For what fields $K$ do there exist finite extensions $E/K$ (of degree $>1$) such that $K\cong E$?

If $K$ has finite degree over its prime field, then any finite extension $E/K$ has greater degree over the prime field, therefore $E\not\cong K$.

On the other hand, if $K=k(x)$ for some field $k$, then adjoining a formal square root $y$ of $x$ gives an extension $K(y)/K$ of degree $2$ such that $K\cong K(y)$, since $K=k(x)\cong k(y)=K(y)$.

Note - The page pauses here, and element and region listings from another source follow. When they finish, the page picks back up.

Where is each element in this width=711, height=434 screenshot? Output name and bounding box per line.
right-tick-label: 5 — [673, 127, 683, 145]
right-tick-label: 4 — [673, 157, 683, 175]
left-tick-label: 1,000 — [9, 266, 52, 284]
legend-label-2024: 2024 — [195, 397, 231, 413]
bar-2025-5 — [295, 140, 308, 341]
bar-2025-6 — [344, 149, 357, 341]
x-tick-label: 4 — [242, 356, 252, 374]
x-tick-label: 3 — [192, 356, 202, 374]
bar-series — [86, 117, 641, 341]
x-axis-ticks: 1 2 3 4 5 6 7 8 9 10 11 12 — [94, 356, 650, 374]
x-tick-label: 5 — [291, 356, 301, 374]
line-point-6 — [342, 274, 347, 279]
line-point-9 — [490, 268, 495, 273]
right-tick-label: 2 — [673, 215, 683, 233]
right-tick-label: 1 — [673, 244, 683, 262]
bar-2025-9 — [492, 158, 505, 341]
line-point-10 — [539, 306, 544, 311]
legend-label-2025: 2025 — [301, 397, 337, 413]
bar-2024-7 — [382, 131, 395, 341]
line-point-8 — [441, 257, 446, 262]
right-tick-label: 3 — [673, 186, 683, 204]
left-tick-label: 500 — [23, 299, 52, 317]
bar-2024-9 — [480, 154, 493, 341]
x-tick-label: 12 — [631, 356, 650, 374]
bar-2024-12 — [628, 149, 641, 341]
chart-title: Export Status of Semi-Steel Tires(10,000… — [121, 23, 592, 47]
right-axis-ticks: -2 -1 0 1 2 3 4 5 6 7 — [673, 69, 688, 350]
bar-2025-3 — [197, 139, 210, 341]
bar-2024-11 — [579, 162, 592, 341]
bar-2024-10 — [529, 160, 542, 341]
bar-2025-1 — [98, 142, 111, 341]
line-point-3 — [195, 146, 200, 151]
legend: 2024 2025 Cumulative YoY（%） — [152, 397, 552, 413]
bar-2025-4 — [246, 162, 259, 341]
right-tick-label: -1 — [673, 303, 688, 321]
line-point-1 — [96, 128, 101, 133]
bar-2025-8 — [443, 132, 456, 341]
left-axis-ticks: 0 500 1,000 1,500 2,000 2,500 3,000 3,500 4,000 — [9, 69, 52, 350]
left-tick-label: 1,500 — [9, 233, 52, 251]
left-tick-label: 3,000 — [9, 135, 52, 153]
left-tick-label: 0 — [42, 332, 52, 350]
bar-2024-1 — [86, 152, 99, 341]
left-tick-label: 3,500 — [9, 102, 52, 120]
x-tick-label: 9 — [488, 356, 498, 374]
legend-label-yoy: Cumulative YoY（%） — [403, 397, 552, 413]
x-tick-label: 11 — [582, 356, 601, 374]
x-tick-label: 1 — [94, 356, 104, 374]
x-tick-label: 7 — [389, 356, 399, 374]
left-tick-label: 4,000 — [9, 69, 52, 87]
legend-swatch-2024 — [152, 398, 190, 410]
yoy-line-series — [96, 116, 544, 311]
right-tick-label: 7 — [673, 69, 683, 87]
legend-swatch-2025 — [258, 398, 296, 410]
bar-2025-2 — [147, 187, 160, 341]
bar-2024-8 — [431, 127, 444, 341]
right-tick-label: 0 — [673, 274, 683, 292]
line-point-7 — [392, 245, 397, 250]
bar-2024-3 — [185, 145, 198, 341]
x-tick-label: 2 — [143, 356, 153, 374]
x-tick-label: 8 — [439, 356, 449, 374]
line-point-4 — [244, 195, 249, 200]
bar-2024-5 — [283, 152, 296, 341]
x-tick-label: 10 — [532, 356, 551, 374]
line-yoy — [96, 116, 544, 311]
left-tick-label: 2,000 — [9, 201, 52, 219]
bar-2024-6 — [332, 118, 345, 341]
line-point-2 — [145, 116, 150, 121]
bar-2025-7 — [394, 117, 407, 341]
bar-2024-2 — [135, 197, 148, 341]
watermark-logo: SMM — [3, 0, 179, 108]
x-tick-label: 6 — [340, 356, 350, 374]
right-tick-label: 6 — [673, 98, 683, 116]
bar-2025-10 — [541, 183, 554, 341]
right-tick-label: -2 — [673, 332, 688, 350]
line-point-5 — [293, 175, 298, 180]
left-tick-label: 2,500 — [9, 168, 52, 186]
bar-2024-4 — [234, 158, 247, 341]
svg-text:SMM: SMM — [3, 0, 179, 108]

I suspect the same holds for any field which contains an element which is transcendental over its prime subfield. However, I'm at a loss for how to deal with cases like infinite algebraic extensions.

Answer 1

Luroth's theorem on simple transcendental extension says what you have described is possible in every degree. Instead of going upwards you just have to search inward: For any transcendental $x$ over $K$ and any polynomial $f(x)$ with coefficients in $K$ the subfield of $K(x)$ generated by $f$ over $K$ is actually isomorphic to $K(x)$. Clearly $K(x)$ is an extension of degree = degree of $f$ over $K(f)$.

Answer 2

In contrast to Vanchinathan's answer there are many fields, that do not have the property under discussion: consider the function field $F$ of an algebraic curve over a field $K$, or in other words a finitely generated field extension $K\subset F$ of transcendence degree $1$. Assume that $K$ is the algebraic closure of a finite field or of the rationals to make the connection to the original post of Axel Becker. Let $E\supset F$ be a finite separable extension of degree $n>1$ isomorphic to $F$ via $\sigma$ say. Then $\sigma$ leaves the elements of $K$ fix and we can apply the genus formula of Riemann-Hurwitz to get:

$2g_E-2=n(2g_F-2)+d$,

where $d\geq 0$. Since $F$ and $E$ are ismorphic over $K$ we get $g_F=g_E$ and we see that the equation can never be true in the case $g_F>1$. The remaining cases are the following:

1. $F$ is the function field of an elliptic curve over $K$,
2. $F$ is a rational function field (see Vanchinathan's answer).